Nous assistons là aux premières manifestation de la vie sociale de l’enfant.

A la place de l’abondance phonétique du babil s’installe l’austérité phonématique des premiers paliers du langage. Les sons sauvages du babil sont transformés en valeurs linguistiques.

Exceptions supposées dans l’ordre d’apparition des sons

On a pu noter que lors de l’apparition des sons du babil “toutes les réponses ont divergé quand à l’ordre d’apparition”.

Mais aussitôt atteint le premier stade du langage proprement dit, aussitôt entamée la sélection des sons et la construction d’un système phonématique, on observe un ordre de succession strictement régi et universellement valide.

Détérioration du système phonématique

Ce n’est pas la capacité en elle-même de produire ou de percevoir des sons qui était surtout importante lorsque, enfant, nous apprenions à parler, mais la valeur distinctive linguistique des sons en question. Il en est de même pour leur perte chez l’aphasique : ce n’est pas l’appauvrissement des sons articulables ou audibles qui importe, mais celle des sons à fonction distinctive.

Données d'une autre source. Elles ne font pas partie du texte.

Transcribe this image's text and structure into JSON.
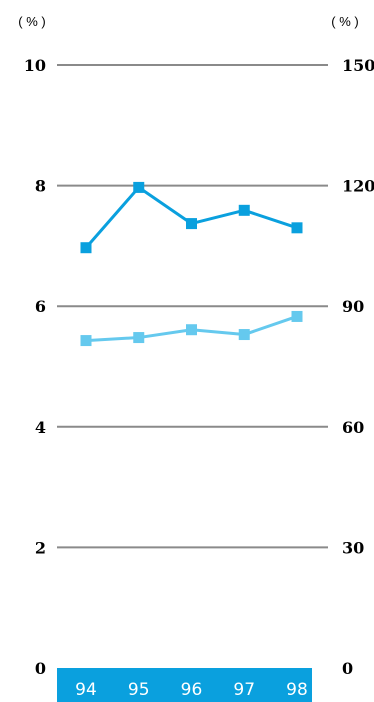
{
  "chart_data": {
    "type": "line",
    "categories": [
      "94",
      "95",
      "96",
      "97",
      "98"
    ],
    "y_left": {
      "unit": "( % )",
      "ticks": [
        "0",
        "2",
        "4",
        "6",
        "8",
        "10"
      ],
      "ylim": [
        0,
        10
      ]
    },
    "y_right": {
      "unit": "( % )",
      "ticks": [
        "0",
        "30",
        "60",
        "90",
        "120",
        "150"
      ],
      "ylim": [
        0,
        150
      ]
    },
    "grid": true,
    "series": [
      {
        "values": [
          6.97,
          7.97,
          7.37,
          7.59,
          7.3
        ],
        "color": "#0aa0de",
        "marker": "square"
      },
      {
        "values": [
          5.43,
          5.48,
          5.61,
          5.53,
          5.83
        ],
        "color": "#65c9ee",
        "marker": "square"
      }
    ],
    "x_band_color": "#0aa0de"
  }
}
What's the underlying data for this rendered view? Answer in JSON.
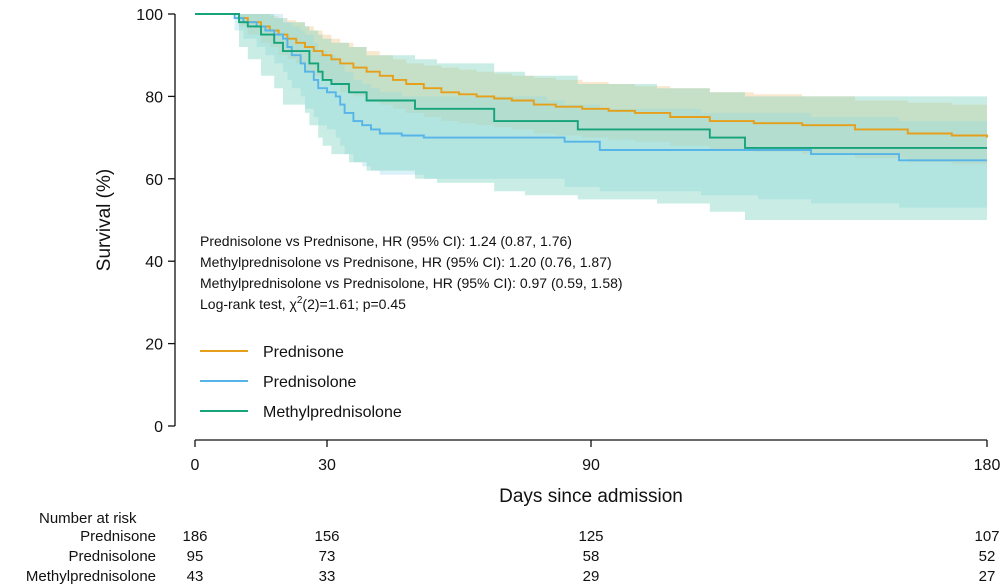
{
  "chart_data": {
    "type": "line",
    "title": "",
    "xlabel": "Days since admission",
    "ylabel": "Survival (%)",
    "xlim": [
      0,
      180
    ],
    "ylim": [
      0,
      100
    ],
    "x_ticks": [
      0,
      30,
      90,
      180
    ],
    "y_ticks": [
      0,
      20,
      40,
      60,
      80,
      100
    ],
    "grid": false,
    "legend_position": "bottom-left inside",
    "series": [
      {
        "name": "Prednisone",
        "color": "#E69F1A",
        "band_color": "#F2C98A",
        "x": [
          0,
          7,
          10,
          12,
          15,
          17,
          19,
          21,
          23,
          25,
          27,
          29,
          31,
          33,
          36,
          39,
          42,
          45,
          48,
          52,
          56,
          60,
          64,
          68,
          72,
          77,
          82,
          88,
          94,
          100,
          108,
          117,
          127,
          138,
          150,
          162,
          172,
          180
        ],
        "y": [
          100,
          100,
          99,
          98,
          97,
          96,
          95,
          94,
          93,
          92,
          91,
          90,
          89,
          88,
          87,
          86,
          85,
          84,
          83,
          82,
          81,
          80.5,
          80,
          79.5,
          79,
          78,
          77.5,
          77,
          76.5,
          76,
          75,
          74,
          73.5,
          73,
          72,
          71,
          70.5,
          70
        ],
        "lower": [
          100,
          100,
          97,
          95,
          93,
          92,
          90,
          89,
          88,
          86,
          85,
          84,
          83,
          81,
          80,
          79,
          78,
          77,
          76,
          75,
          74,
          73.5,
          73,
          72.5,
          72,
          71,
          70.5,
          70,
          69.5,
          69,
          68,
          67,
          66.5,
          66,
          65,
          64,
          63.5,
          63
        ],
        "upper": [
          100,
          100,
          100,
          100,
          100,
          99.5,
          99,
          98.5,
          98,
          97,
          96,
          95,
          94,
          93,
          92,
          91,
          90,
          89,
          88,
          87.5,
          87,
          86.5,
          86,
          85.5,
          85,
          84.5,
          84,
          83.5,
          83,
          82.5,
          82,
          81,
          80.5,
          80,
          79,
          78.5,
          78,
          77.5
        ]
      },
      {
        "name": "Prednisolone",
        "color": "#56B4E9",
        "band_color": "#A8DDEE",
        "x": [
          0,
          7,
          9,
          11,
          14,
          16,
          18,
          20,
          21,
          22,
          24,
          25,
          27,
          28,
          30,
          32,
          33,
          34,
          36,
          38,
          40,
          42,
          47,
          52,
          60,
          80,
          84,
          92,
          115,
          128,
          140,
          160,
          180
        ],
        "y": [
          100,
          100,
          99,
          98,
          97,
          96,
          95,
          94,
          92,
          90,
          88,
          86,
          84,
          82,
          81,
          80,
          78,
          76,
          74,
          73,
          72,
          71,
          70.5,
          70,
          70,
          70,
          69,
          67,
          67,
          67,
          66,
          64.5,
          64.5
        ],
        "lower": [
          100,
          100,
          96,
          94,
          92,
          90,
          88,
          86,
          84,
          82,
          80,
          77,
          75,
          73,
          72,
          70,
          68,
          66,
          64,
          63,
          62,
          61,
          61,
          60,
          60,
          60,
          58,
          57,
          56,
          55,
          54,
          53,
          52
        ],
        "upper": [
          100,
          100,
          100,
          100,
          100,
          100,
          100,
          99,
          98,
          97,
          96,
          95,
          93,
          91,
          90,
          89,
          88,
          86,
          84,
          83,
          82,
          81,
          80,
          80,
          80,
          79,
          78,
          77,
          76,
          76,
          75,
          74,
          74
        ]
      },
      {
        "name": "Methylprednisolone",
        "color": "#17A37A",
        "band_color": "#7FD3BE",
        "x": [
          0,
          8,
          10,
          12,
          15,
          18,
          20,
          25,
          26,
          28,
          29,
          31,
          35,
          39,
          50,
          55,
          68,
          75,
          87,
          105,
          117,
          125,
          180
        ],
        "y": [
          100,
          100,
          98,
          97,
          95,
          93,
          91,
          91,
          88,
          86,
          84,
          83,
          81,
          79,
          77,
          77,
          74,
          74,
          72,
          72,
          70,
          67.5,
          67.5
        ],
        "lower": [
          100,
          100,
          92,
          89,
          85,
          82,
          78,
          76,
          73,
          70,
          68,
          66,
          64,
          62,
          60,
          59,
          57,
          56,
          55,
          54,
          52,
          50,
          50
        ],
        "upper": [
          100,
          100,
          100,
          100,
          100,
          99,
          98,
          97,
          96,
          95,
          94,
          93,
          92,
          90,
          89,
          88,
          86,
          85,
          83,
          82,
          81,
          80,
          80
        ]
      }
    ],
    "annotations": [
      "Prednisolone vs Prednisone, HR (95% CI): 1.24 (0.87, 1.76)",
      "Methylprednisolone vs Prednisone, HR (95% CI): 1.20 (0.76, 1.87)",
      "Methylprednisolone vs Prednisolone, HR (95% CI): 0.97 (0.59, 1.58)"
    ],
    "logrank": {
      "prefix": "Log-rank test, χ",
      "superscript": "2",
      "suffix": "(2)=1.61; p=0.45"
    },
    "risk_table": {
      "title": "Number at risk",
      "times": [
        0,
        30,
        90,
        180
      ],
      "rows": [
        {
          "name": "Prednisone",
          "values": [
            "186",
            "156",
            "125",
            "107"
          ]
        },
        {
          "name": "Prednisolone",
          "values": [
            "95",
            "73",
            "58",
            "52"
          ]
        },
        {
          "name": "Methylprednisolone",
          "values": [
            "43",
            "33",
            "29",
            "27"
          ]
        }
      ]
    }
  }
}
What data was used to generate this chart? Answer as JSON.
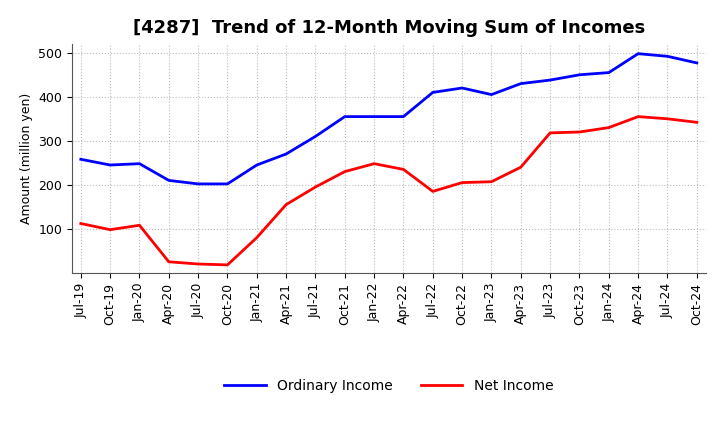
{
  "title": "[4287]  Trend of 12-Month Moving Sum of Incomes",
  "ylabel": "Amount (million yen)",
  "x_labels": [
    "Jul-19",
    "Oct-19",
    "Jan-20",
    "Apr-20",
    "Jul-20",
    "Oct-20",
    "Jan-21",
    "Apr-21",
    "Jul-21",
    "Oct-21",
    "Jan-22",
    "Apr-22",
    "Jul-22",
    "Oct-22",
    "Jan-23",
    "Apr-23",
    "Jul-23",
    "Oct-23",
    "Jan-24",
    "Apr-24",
    "Jul-24",
    "Oct-24"
  ],
  "ordinary_income": [
    258,
    245,
    248,
    210,
    202,
    202,
    245,
    270,
    310,
    355,
    355,
    355,
    410,
    420,
    405,
    430,
    438,
    450,
    455,
    498,
    492,
    477
  ],
  "net_income": [
    112,
    98,
    108,
    25,
    20,
    18,
    80,
    155,
    195,
    230,
    248,
    235,
    185,
    205,
    207,
    240,
    318,
    320,
    330,
    355,
    350,
    342
  ],
  "ordinary_color": "#0000FF",
  "net_color": "#FF0000",
  "ylim_min": 0,
  "ylim_max": 520,
  "yticks": [
    100,
    200,
    300,
    400,
    500
  ],
  "grid_color": "#aaaaaa",
  "background_color": "#ffffff",
  "legend_ordinary": "Ordinary Income",
  "legend_net": "Net Income",
  "line_width": 2.0,
  "title_fontsize": 13,
  "axis_fontsize": 9,
  "tick_fontsize": 9
}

Là réside l’origine véritable des troubles de production ou de la compréhension des sons.

Parfois l’aphasique est capable d’émettre à l’occasion les sons manquants, lesquels persistent souvent dans ses gestes vocaux, mais cela n’empêche qu’il y a perte de la valeur distinctive (phonématique) à l’intérieur des “signes arbitraires du langage”. p 36

On voit l'importance, en pathologie du langage, de la notion distinctive du phonème qui acquiert alors le statut de valeur linguistique en acquisition du langage mais aussi en aphasiologie. En effet, la démarche thérapeutique est tout à fait différente pour la reconquête du phonème perdu ou de son acquisition que ce soit de la récupération de sa valeur ou de son articulation.